Pakistan’s Overriding Interests in South Asia

This pattern reflects Pakistan’s late-90s agenda⁠—which has changed little since⁠—to bleed India in Kashmir and ensure Pakistani influence in Afghanistan, where Iran and India also compete for clout, power, and authority. These controlling factors explain Pakistan’s shifty relationship with the Taliban, bombing in one place while propping it up in another. Should U.S. and NATO forces withdraw from Afghanistan (just as American aid ended after the Soviet withdrawal from that country in 1988), Pakistan wants a controlling hand there. Supporting the Taliban is Pakistan’s insurance policy against repeating the situation left behind after American withdrawal at the end of the cold war.

As told by Bhutto in 2007, during one of her last interviews:

Today, it's not just the intelligence services, who were previously called a state within a state. Today it's the militants who are becoming yet another little state within the state, and this is leading some people to say that Pakistan is on the slippery slope of being called a failed state. But this is a crisis for Pakistan, that unless we deal with the extremists and the terrorists, our entire state could founder.

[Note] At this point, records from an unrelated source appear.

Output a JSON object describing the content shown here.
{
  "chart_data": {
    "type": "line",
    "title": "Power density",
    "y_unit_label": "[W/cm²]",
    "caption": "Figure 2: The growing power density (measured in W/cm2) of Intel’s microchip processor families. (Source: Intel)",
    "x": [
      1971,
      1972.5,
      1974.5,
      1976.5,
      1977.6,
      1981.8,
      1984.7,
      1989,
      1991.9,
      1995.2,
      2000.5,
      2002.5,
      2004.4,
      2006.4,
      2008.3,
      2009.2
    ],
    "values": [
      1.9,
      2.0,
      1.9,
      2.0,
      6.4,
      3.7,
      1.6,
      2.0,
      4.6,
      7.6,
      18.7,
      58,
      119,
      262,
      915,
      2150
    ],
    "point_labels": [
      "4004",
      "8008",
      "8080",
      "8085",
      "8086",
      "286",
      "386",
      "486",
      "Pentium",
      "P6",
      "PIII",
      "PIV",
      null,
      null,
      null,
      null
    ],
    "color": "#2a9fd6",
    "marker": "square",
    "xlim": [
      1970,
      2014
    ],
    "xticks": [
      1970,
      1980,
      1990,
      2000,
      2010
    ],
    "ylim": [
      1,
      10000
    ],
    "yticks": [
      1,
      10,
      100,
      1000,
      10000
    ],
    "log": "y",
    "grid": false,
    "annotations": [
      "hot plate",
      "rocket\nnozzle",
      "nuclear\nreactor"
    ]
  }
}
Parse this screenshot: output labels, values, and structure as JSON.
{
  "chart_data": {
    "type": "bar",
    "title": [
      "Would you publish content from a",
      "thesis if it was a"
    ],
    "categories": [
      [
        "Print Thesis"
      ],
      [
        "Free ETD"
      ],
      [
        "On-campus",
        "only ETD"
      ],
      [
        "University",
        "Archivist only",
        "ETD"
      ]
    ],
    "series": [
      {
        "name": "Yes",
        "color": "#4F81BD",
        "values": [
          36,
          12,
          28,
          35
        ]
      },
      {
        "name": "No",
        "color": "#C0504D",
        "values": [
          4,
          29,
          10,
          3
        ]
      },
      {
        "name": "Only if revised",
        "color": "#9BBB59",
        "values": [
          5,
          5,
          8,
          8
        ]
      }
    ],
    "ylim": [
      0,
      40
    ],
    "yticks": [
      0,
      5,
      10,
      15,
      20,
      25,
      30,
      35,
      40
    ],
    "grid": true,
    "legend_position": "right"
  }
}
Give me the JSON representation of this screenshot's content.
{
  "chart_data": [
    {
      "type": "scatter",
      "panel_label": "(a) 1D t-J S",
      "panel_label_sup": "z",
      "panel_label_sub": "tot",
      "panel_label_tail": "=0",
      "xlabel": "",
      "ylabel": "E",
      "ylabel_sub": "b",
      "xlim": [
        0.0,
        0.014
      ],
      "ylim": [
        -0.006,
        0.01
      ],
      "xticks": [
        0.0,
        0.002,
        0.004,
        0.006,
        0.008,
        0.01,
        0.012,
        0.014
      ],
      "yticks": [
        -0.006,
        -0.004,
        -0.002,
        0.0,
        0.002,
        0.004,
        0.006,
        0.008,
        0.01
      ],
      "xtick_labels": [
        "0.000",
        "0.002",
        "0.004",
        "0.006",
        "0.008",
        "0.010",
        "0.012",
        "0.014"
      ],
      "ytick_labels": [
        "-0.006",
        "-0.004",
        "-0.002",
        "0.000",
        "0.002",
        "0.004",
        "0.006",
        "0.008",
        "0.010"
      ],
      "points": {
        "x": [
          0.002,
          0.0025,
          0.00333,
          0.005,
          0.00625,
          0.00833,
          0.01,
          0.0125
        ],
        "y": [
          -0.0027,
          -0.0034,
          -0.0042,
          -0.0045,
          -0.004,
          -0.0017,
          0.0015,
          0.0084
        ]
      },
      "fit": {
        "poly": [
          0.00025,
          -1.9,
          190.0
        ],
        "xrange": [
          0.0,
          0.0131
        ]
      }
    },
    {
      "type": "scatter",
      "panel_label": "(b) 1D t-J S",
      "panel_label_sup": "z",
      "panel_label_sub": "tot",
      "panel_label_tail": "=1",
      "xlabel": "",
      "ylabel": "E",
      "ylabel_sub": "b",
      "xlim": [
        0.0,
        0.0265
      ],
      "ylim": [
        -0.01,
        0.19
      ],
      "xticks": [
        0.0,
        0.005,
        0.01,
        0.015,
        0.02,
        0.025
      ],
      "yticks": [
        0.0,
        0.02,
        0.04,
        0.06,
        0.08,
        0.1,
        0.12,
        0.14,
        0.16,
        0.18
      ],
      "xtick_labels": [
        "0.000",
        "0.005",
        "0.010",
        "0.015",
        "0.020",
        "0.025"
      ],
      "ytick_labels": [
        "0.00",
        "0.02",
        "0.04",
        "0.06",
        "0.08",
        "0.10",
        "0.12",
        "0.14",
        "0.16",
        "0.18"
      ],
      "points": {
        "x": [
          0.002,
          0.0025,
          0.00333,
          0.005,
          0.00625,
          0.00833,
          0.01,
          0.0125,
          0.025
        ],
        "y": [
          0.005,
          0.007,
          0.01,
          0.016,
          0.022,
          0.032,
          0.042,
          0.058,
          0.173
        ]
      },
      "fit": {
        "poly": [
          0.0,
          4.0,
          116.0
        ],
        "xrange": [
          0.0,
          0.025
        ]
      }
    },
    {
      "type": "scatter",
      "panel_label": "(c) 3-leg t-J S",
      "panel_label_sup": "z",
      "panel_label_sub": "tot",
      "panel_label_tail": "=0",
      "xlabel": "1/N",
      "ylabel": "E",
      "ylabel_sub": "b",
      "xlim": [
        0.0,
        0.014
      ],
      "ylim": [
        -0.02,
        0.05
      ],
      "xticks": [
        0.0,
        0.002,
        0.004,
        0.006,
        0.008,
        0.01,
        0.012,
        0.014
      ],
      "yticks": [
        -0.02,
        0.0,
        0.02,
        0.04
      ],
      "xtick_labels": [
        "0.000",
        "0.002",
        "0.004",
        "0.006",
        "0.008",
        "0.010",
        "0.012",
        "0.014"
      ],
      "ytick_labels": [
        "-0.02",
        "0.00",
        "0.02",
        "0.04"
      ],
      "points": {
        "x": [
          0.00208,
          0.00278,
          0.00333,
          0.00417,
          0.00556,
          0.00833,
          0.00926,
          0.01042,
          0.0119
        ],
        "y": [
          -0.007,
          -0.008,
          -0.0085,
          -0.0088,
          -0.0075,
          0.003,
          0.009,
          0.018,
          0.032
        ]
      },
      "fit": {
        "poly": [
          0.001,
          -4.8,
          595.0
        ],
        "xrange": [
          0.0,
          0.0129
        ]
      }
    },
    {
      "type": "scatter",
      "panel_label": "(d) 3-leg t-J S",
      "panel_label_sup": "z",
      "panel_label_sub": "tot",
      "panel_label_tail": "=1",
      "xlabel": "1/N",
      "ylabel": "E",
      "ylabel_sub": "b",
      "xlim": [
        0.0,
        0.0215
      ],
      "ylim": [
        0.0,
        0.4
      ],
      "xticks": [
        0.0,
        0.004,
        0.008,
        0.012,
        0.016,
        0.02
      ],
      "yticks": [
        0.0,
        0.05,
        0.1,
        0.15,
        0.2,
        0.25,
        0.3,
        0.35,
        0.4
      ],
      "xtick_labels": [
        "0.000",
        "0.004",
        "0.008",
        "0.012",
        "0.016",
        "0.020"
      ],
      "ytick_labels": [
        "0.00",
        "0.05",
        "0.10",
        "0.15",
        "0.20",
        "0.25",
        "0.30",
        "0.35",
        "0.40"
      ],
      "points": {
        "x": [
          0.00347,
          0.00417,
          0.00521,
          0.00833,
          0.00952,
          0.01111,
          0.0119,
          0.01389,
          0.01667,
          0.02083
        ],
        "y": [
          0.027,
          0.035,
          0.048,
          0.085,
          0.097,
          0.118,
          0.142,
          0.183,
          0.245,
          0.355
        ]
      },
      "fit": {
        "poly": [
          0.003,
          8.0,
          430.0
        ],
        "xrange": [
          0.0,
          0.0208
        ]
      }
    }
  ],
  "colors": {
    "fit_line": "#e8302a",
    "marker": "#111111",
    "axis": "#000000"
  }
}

Pakistan’s successive governments, in large part through the ISI, created the now seemingly out-of-control conditions that prevail in Pakistan and enable the Taliban, al-Qaeda in the Indian Subcontinent (AQIS), and other militant groups to call the northwestern part of the country their sanctuary.

Resources and Further Reading

  • Coll, Steve. Ghost Wars: the Secret History of the CIA, Afghanistan, and Bin Laden, from the Soviet Invasion to September 10, 2001. Penguin, 2005.
  • Hussain, Yasir. The Assassination of Benazir Bhutto. Epitome, 2008.
  • Key Quotes from the Document.” Newsnight, BBC, 28 Sept. 2006.
  • Rashid, Ahmed. Descent into Chaos: The U.S. and the Failure of Nation Building in Pakistan, Afghanistan, and Central Asia. Penguin, 2009.